The declining business to their stalls, as well as inconsistent upkeep and cleanliness of the park itself, has made it more difficult for the merchants to make rent, Lynch told the committee. She said that was why they’re seeking some tweaks to the mayor’s proposed budget so that their department could have more control over custodial services, and be able to add five more security guards to a team of 10.

Lynch said that the merchants who have not “been in the position” to pay rent have told them that it was due to “the site conditions, because of the lack of safety, because of the unhoused populations, and at times, feeling a bit of neglect that's affected the foot traffic.”

The funding requests are among several Lynch highlighted in an April 21 letter responding to the mayor’s budget. They include a request for $500,000 to increase the number of security guards from 10 to 15. They are also seeking just over $800,000 to use on an in-house custodial team, rather than outsourcing them from another agency, the General Services Department, with about $375,000 on contractual services.

Lynch said they could be more responsive and provide more regular service with an in-house team. Right now maintenance has been inconsistent, and that’s been a “tremendous problem” she said. “It's basically tied to one of the reasons why the merchants have not felt compelled to pay rent when they themselves have to clean up so much of the of the park.”

Lynch, who was newly appointed at general manager of El Pueblo last September, said there has been progress in recent months on increasing rent payments. Before, they were collecting $84,000, out of $185,000 of rent due. They saw their rent collection go up to $124,000 in March. 

Lynch said the statistics on the percentage of merchants who haven’t been paying rent is part of a report their department is releasing soon. She said the 14th council district had commissioned the report. Council member Ysabel Jurado, who represents that district, made a motion in March seeking a report on lease agreements at El Pueblo. Her motion pointed to a need to help the businesses there, many of which have been there for decades and are part of its history, to become more sustainable. 

The merchants had earlier already been hit hard by the COVID-19 pandemic, according to Jurado’s motion, but that experience also “exposed structural vulnerabilities and underscored the need for sustained investment and flexible policies to ensure El Pueblo’s long-term economic and cultural resilience.”
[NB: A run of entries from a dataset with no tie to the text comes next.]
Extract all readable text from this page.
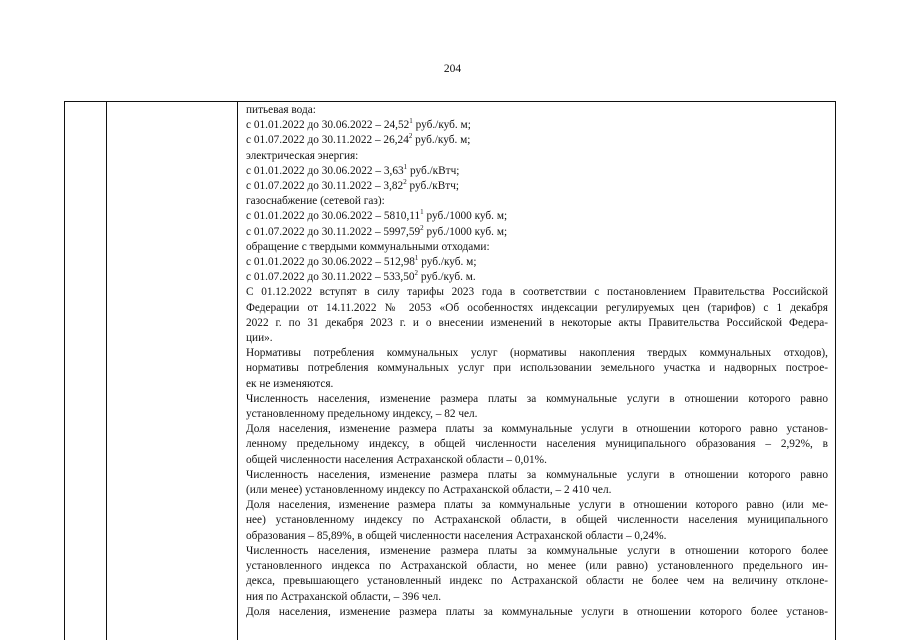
204
питьевая вода:
с 01.01.2022 до 30.06.2022 – 24,52$^1$ руб./куб. м;
с 01.07.2022 до 30.11.2022 – 26,24$^2$ руб./куб. м;
электрическая энергия:
с 01.01.2022 до 30.06.2022 – 3,63$^1$ руб./кВтч;
с 01.07.2022 до 30.11.2022 – 3,82$^2$ руб./кВтч;
газоснабжение (сетевой газ):
с 01.01.2022 до 30.06.2022 – 5810,11$^1$ руб./1000 куб. м;
с 01.07.2022 до 30.11.2022 – 5997,59$^2$ руб./1000 куб. м;
обращение с твердыми коммунальными отходами:
с 01.01.2022 до 30.06.2022 – 512,98$^1$ руб./куб. м;
с 01.07.2022 до 30.11.2022 – 533,50$^2$ руб./куб. м.
С 01.12.2022 вступят в силу тарифы 2023 года в соответствии с постановлением Правительства Российской
Федерации от 14.11.2022 № 2053 «Об особенностях индексации регулируемых цен (тарифов) с 1 декабря
2022 г. по 31 декабря 2023 г. и о внесении изменений в некоторые акты Правительства Российской Федера-
ции».
Нормативы потребления коммунальных услуг (нормативы накопления твердых коммунальных отходов),
нормативы потребления коммунальных услуг при использовании земельного участка и надворных построе-
ек не изменяются.
Численность населения, изменение размера платы за коммунальные услуги в отношении которого равно
установленному предельному индексу, – 82 чел.
Доля населения, изменение размера платы за коммунальные услуги в отношении которого равно установ-
ленному предельному индексу, в общей численности населения муниципального образования – 2,92%, в
общей численности населения Астраханской области – 0,01%.
Численность населения, изменение размера платы за коммунальные услуги в отношении которого равно
(или менее) установленному индексу по Астраханской области, – 2 410 чел.
Доля населения, изменение размера платы за коммунальные услуги в отношении которого равно (или ме-
нее) установленному индексу по Астраханской области, в общей численности населения муниципального
образования – 85,89%, в общей численности населения Астраханской области – 0,24%.
Численность населения, изменение размера платы за коммунальные услуги в отношении которого более
установленного индекса по Астраханской области, но менее (или равно) установленного предельного ин-
декса, превышающего установленный индекс по Астраханской области не более чем на величину отклоне-
ния по Астраханской области, – 396 чел.
Доля населения, изменение размера платы за коммунальные услуги в отношении которого более установ-
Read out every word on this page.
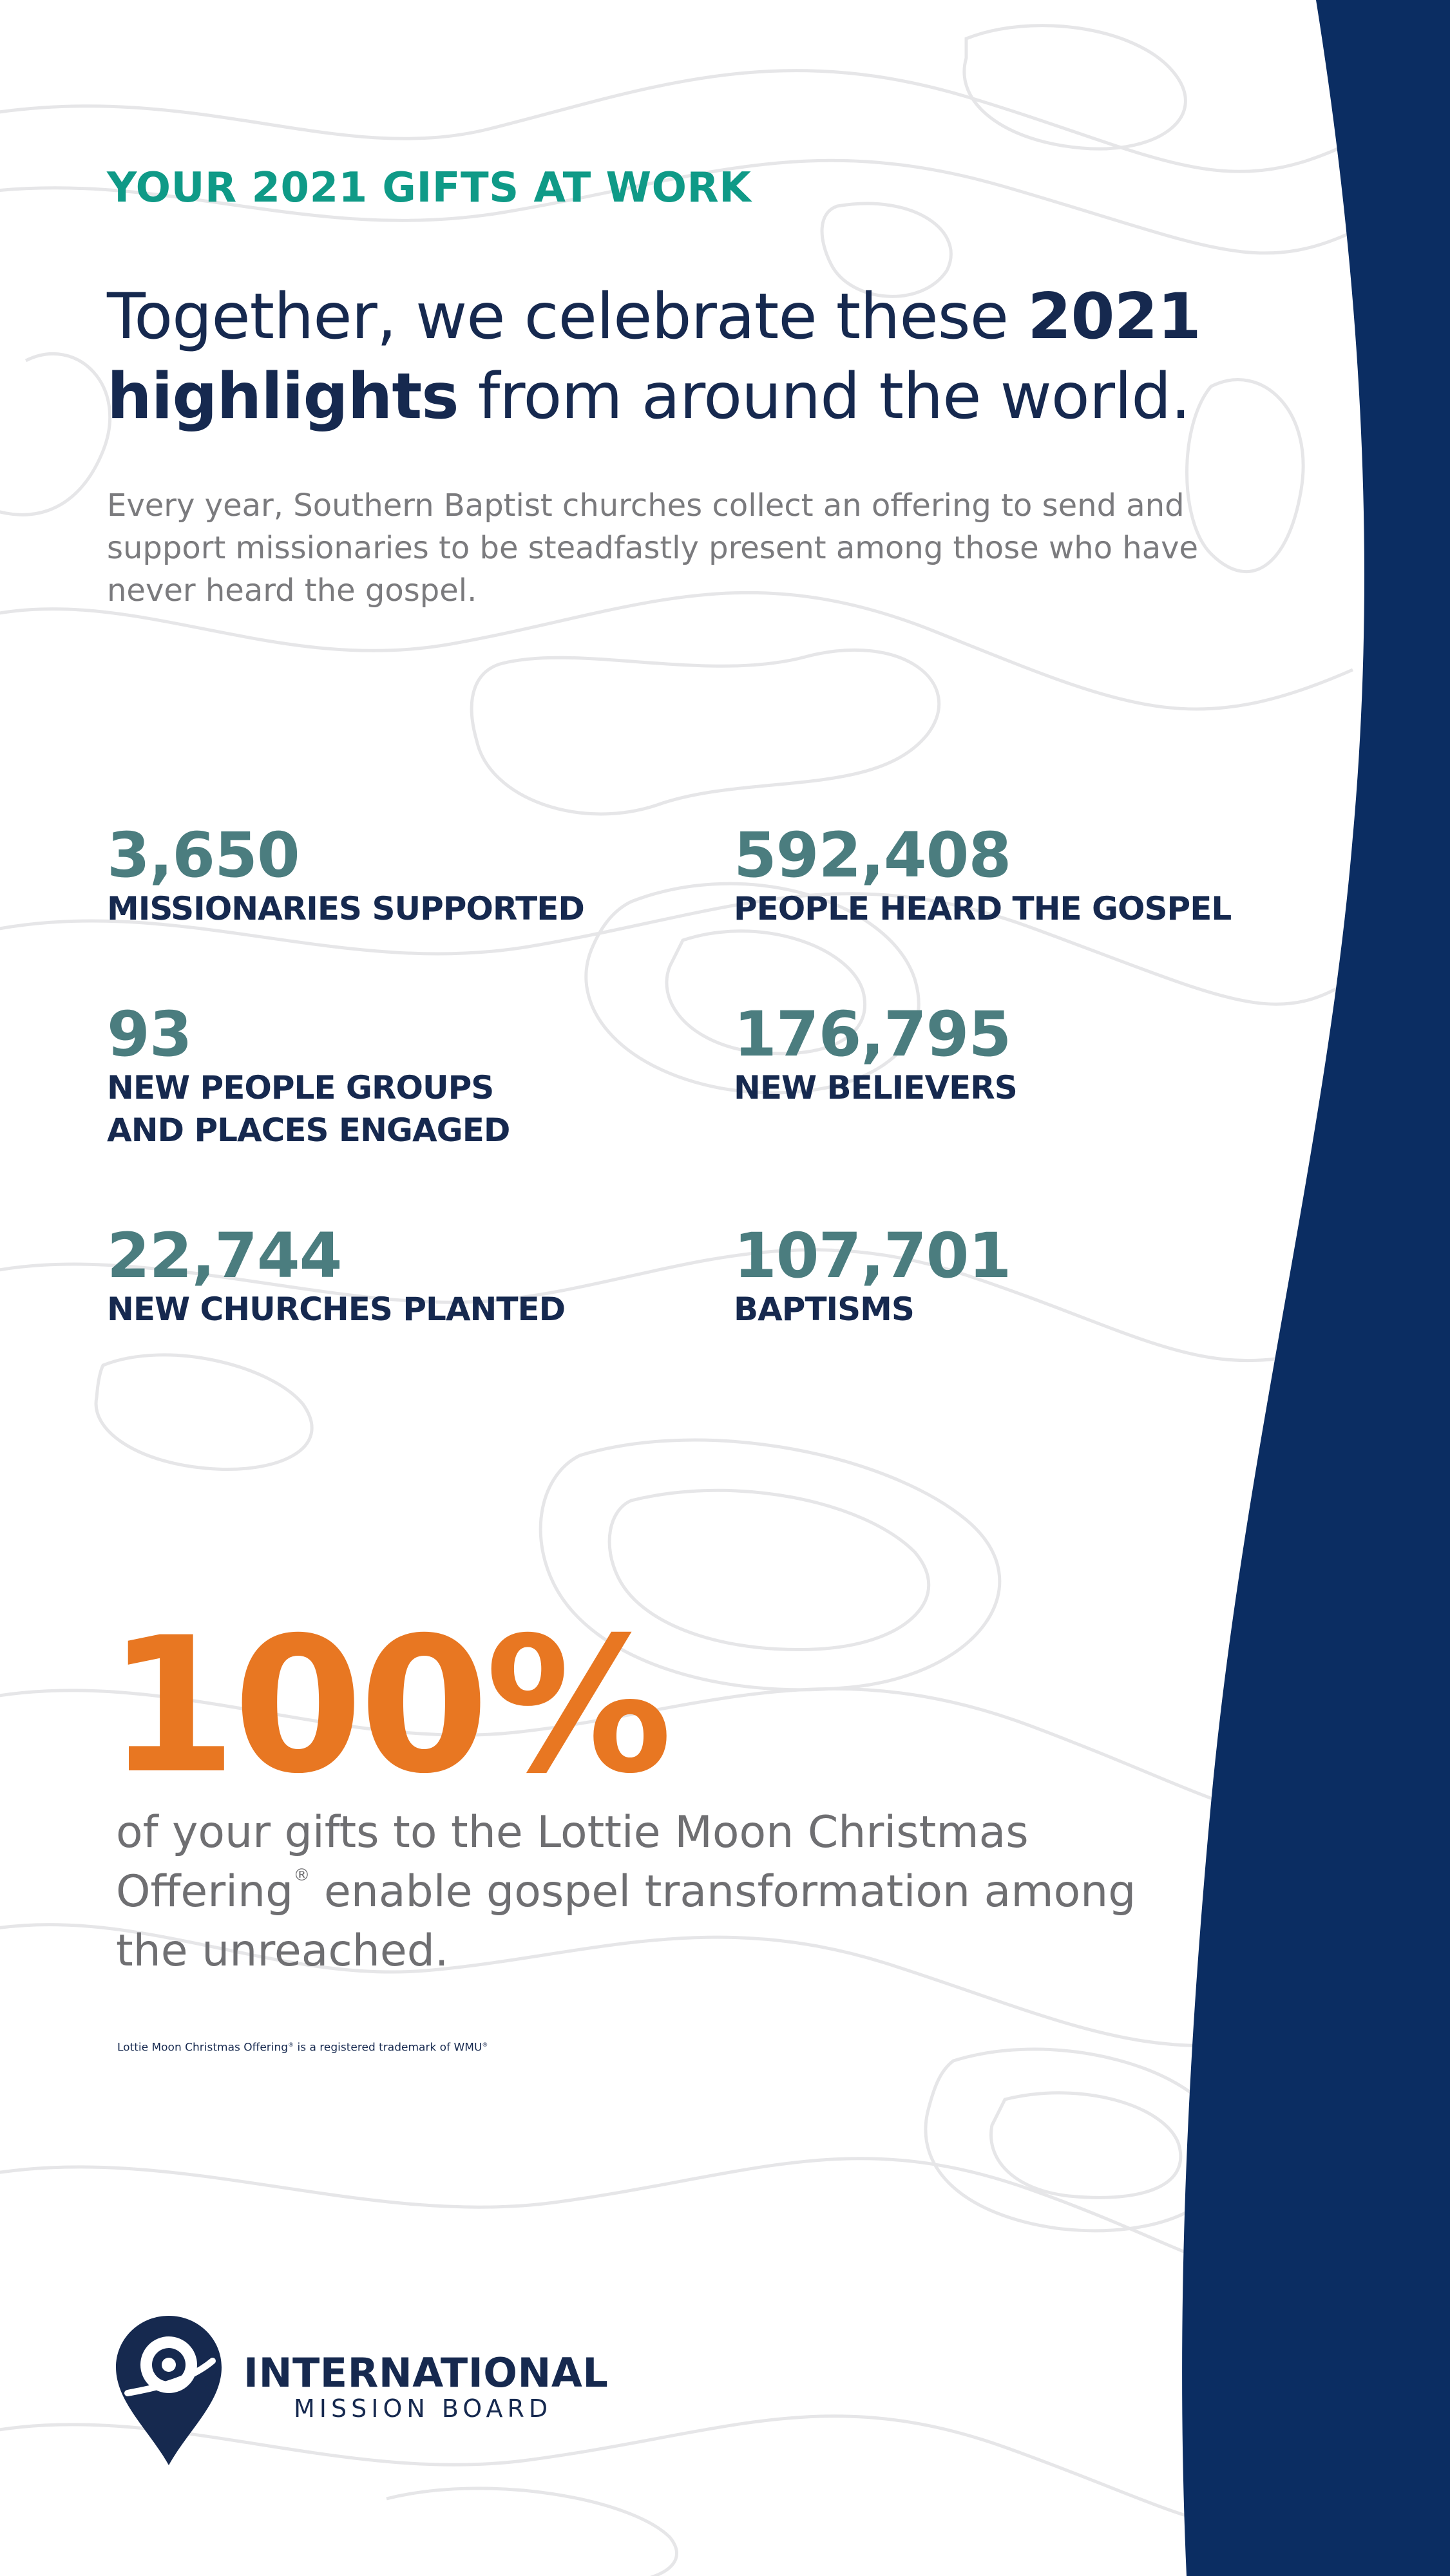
YOUR 2021 GIFTS AT WORK
Together, we celebrate these 2021 highlights from around the world.

Every year, Southern Baptist churches collect an offering to send and support missionaries to be steadfastly present among those who have never heard the gospel.

3,650
MISSIONARIES SUPPORTED
592,408
PEOPLE HEARD THE GOSPEL
93
NEW PEOPLE GROUPS
AND PLACES ENGAGED
176,795
NEW BELIEVERS
22,744
NEW CHURCHES PLANTED
107,701
BAPTISMS
100%

of your gifts to the Lottie Moon Christmas Offering® enable gospel transformation among the unreached.

Lottie Moon Christmas Offering® is a registered trademark of WMU®

INTERNATIONAL
MISSION BOARD
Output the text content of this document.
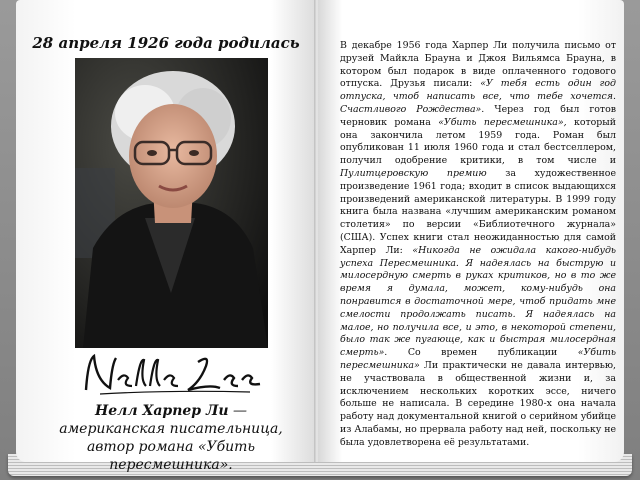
28 апреля 1926 года родилась
Нелл Харпер Ли —
американская писательница,
автор романа «Убить пересмешника».
В декабре 1956 года Харпер Ли получила письмо от друзей Майкла Брауна и Джоя Вильямса Брауна, в котором был подарок в виде оплаченного годового отпуска. Друзья писали: «У тебя есть один год отпуска, чтоб написать все, что тебе хочется. Счастливого Рождества». Через год был готов черновик романа «Убить пересмешника», который она закончила летом 1959 года. Роман был опубликован 11 июля 1960 года и стал бестселлером, получил одобрение критики, в том числе и Пулитцеровскую премию за художественное произведение 1961 года; входит в список выдающихся произведений американской литературы. В 1999 году книга была названа «лучшим американским романом столетия» по версии «Библиотечного журнала» (США). Успех книги стал неожиданностью для самой Харпер Ли: «Никогда не ожидала какого-нибудь успеха Пересмешника. Я надеялась на быструю и милосердную смерть в руках критиков, но в то же время я думала, может, кому-нибудь она понравится в достаточной мере, чтоб придать мне смелости продолжать писать. Я надеялась на малое, но получила все, и это, в некоторой степени, было так же пугающе, как и быстрая милосердная смерть». Со времен публикации «Убить пересмешника» Ли практически не давала интервью, не участвовала в общественной жизни и, за исключением нескольких коротких эссе, ничего больше не написала. В середине 1980-х она начала работу над документальной книгой о серийном убийце из Алабамы, но прервала работу над ней, поскольку не была удовлетворена её результатами.
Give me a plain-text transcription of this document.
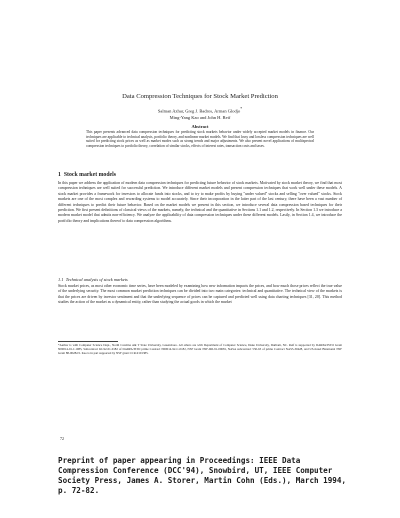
Data Compression Techniques for Stock Market Prediction
Salman Azhar, Greg J. Badros, Arman Glodjo*
Ming-Yang Kao and John H. Reif
Abstract
This paper presents advanced data compression techniques for predicting stock markets behavior under widely accepted market models in finance. Our techniques are applicable to technical analysis, portfolio theory, and nonlinear market models. We find that lossy and lossless compression techniques are well suited for predicting stock prices as well as market modes such as strong trends and major adjustments. We also present novel applications of multispectral compression techniques to portfolio theory, correlation of similar stocks, effects of interest rates, transaction costs and taxes.
1 Stock market models
In this paper we address the application of modern data compression techniques for predicting future behavior of stock markets. Motivated by stock market theory, we find that most compression techniques are well suited for successful prediction. We introduce different market models and present compression techniques that work well under these models. A stock market provides a framework for investors to allocate funds into stocks, and to try to make profits by buying "under valued" stocks and selling "over valued" stocks. Stock markets are one of the most complex and rewarding systems to model accurately. Since their incorporation in the latter part of the last century, there have been a vast number of different techniques to predict their future behavior. Based on the market models we present in this section, we introduce several data compression based techniques for their prediction. We first present definitions of classical views of the markets, namely, the technical and the quantitative in Sections 1.1 and 1.2, respectively. In Section 1.3 we introduce a modern market model that admits non-efficiency. We analyze the applicability of data compression techniques under these different models. Lastly, in Section 1.4, we introduce the portfolio theory and implications thereof to data compression algorithms.
1.1 Technical analysis of stock markets
Stock market prices, as most other economic time series, have been modeled by examining how new information impacts the prices, and how much those prices reflect the true value of the underlying security. The most common market prediction techniques can be divided into two main categories: technical and quantitative. The technical view of the markets is that the prices are driven by investor sentiment and that the underlying sequence of prices can be captured and predicted well using data charting techniques [31, 20]. This method studies the action of the market as a dynamical entity, rather than studying the actual goods in which the market
*Author is with Computer Science Dept., North Carolina A& T State University, Greensboro. All others are with Department of Computer Science, Duke University, Durham, NC. Reif is supported by DARPA/ISTO Grant N00014-91-J-1985, Subcontract KI-92-01-0182 of DARPA/ISTO prime Contract N00014-92-C-0182, NSF Grant NSF-IRI-91-00681, NASA subcontract 550-63 of prime Contract NAS5-30428, and US-Israel Binational NSF Grant 88-00282/2. Kao is in part supported by NSF grant CCR-9101385.
72
Preprint of paper appearing in Proceedings: IEEE Data
Compression Conference (DCC'94), Snowbird, UT, IEEE Computer
Society Press, James A. Storer, Martin Cohn (Eds.), March 1994,
p. 72-82.
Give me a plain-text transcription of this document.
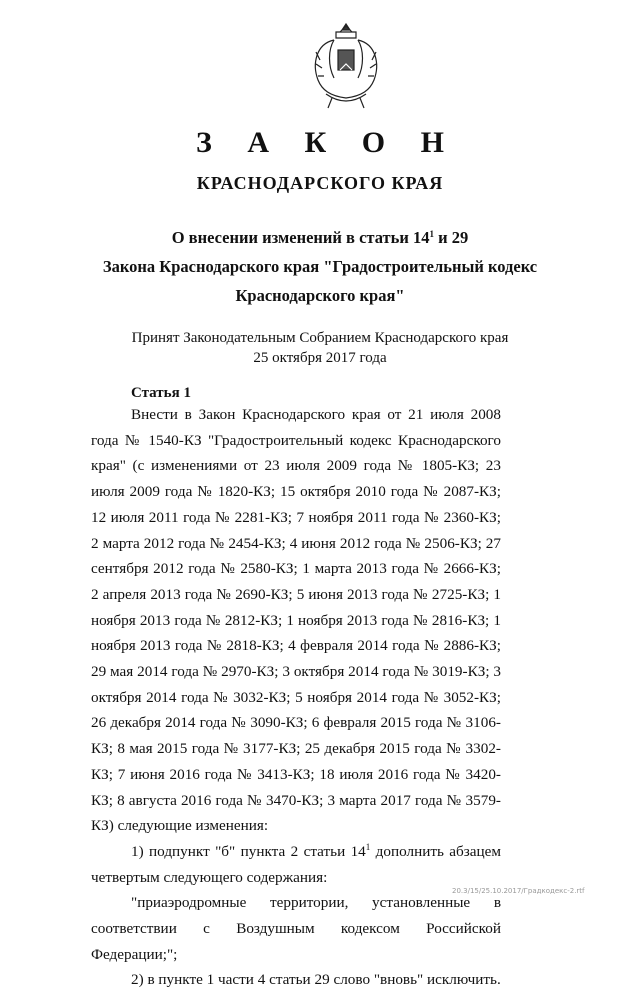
З А К О Н
КРАСНОДАРСКОГО КРАЯ
О внесении изменений в статьи $14^1$ и 29
Закона Краснодарского края "Градостроительный кодекс
Краснодарского края"
Принят Законодательным Собранием Краснодарского края
25 октября 2017 года
Статья 1

Внести в Закон Краснодарского края от 21 июля 2008 года № 1540-КЗ "Градостроительный кодекс Краснодарского края" (с изменениями от 23 июля 2009 года № 1805-КЗ; 23 июля 2009 года № 1820-КЗ; 15 октября 2010 года № 2087-КЗ; 12 июля 2011 года № 2281-КЗ; 7 ноября 2011 года № 2360-КЗ; 2 марта 2012 года № 2454-КЗ; 4 июня 2012 года № 2506-КЗ; 27 сентября 2012 года № 2580-КЗ; 1 марта 2013 года № 2666-КЗ; 2 апреля 2013 года № 2690-КЗ; 5 июня 2013 года № 2725-КЗ; 1 ноября 2013 года № 2812-КЗ; 1 ноября 2013 года № 2816-КЗ; 1 ноября 2013 года № 2818-КЗ; 4 февраля 2014 года № 2886-КЗ; 29 мая 2014 года № 2970-КЗ; 3 октября 2014 года № 3019-КЗ; 3 октября 2014 года № 3032-КЗ; 5 ноября 2014 года № 3052-КЗ; 26 декабря 2014 года № 3090-КЗ; 6 февраля 2015 года № 3106-КЗ; 8 мая 2015 года № 3177-КЗ; 25 декабря 2015 года № 3302-КЗ; 7 июня 2016 года № 3413-КЗ; 18 июля 2016 года № 3420-КЗ; 8 августа 2016 года № 3470-КЗ; 3 марта 2017 года № 3579-КЗ) следующие изменения:

1) подпункт "б" пункта 2 статьи $14^1$ дополнить абзацем четвертым следующего содержания:

"приаэродромные территории, установленные в соответствии с Воздушным кодексом Российской Федерации;";

2) в пункте 1 части 4 статьи 29 слово "вновь" исключить.

20.3/15/25.10.2017/Градкодекс-2.rtf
Lynch said they’re working out arrangements for payment plans with the merchants, and while “it’s slow and it’s consistent,” they believe that once there is more foot traffic at El Pueblo, “we’re going to see people really meeting their obligations.”

Lynch also went into how they were trying to address the needs of people who were unhoused at the park, saying that just before going to council chambers Monday to make their presentation, “there was a gentleman, an unhoused gentleman, dropped off with his hospital gown and bandaged up.” Lynch said this was “really heartbreaking to see,” and she said that “we have to figure out how to do better.” 

She also said that they are experiencing “public safety challenges driven by the growing unhoused population” and that because El Pueblo is “across the street from Union Station and adjacent to the jails” the park is “a natural spot for people to come to take a minute and decide what their next step is.”

Lynch told the committee that they recently reached out to the homeless services provider The People Concern, which operates El Puente, a transitional housing site that has operated in one of El Pueblo’s parking lots since 2018. They are trying to put together a task force that includes The People Concern, LAHSA, the council office, and “faith-based partners” in order “to coordinate services to find beds, particularly for our elderly who are unhoused” and to help them to “really feel safe at our park.”

El Pueblo was only one of several departments that reported to the Budget and Finance Committee on Monday. Other departments that were on deck included the Disability, Library, City Clerk, Zoo, Tourism, Civil & Human Rights and Neighborhood Empowerment departments, and the pension boards for city employees, firefighters and police. The meeting video is here.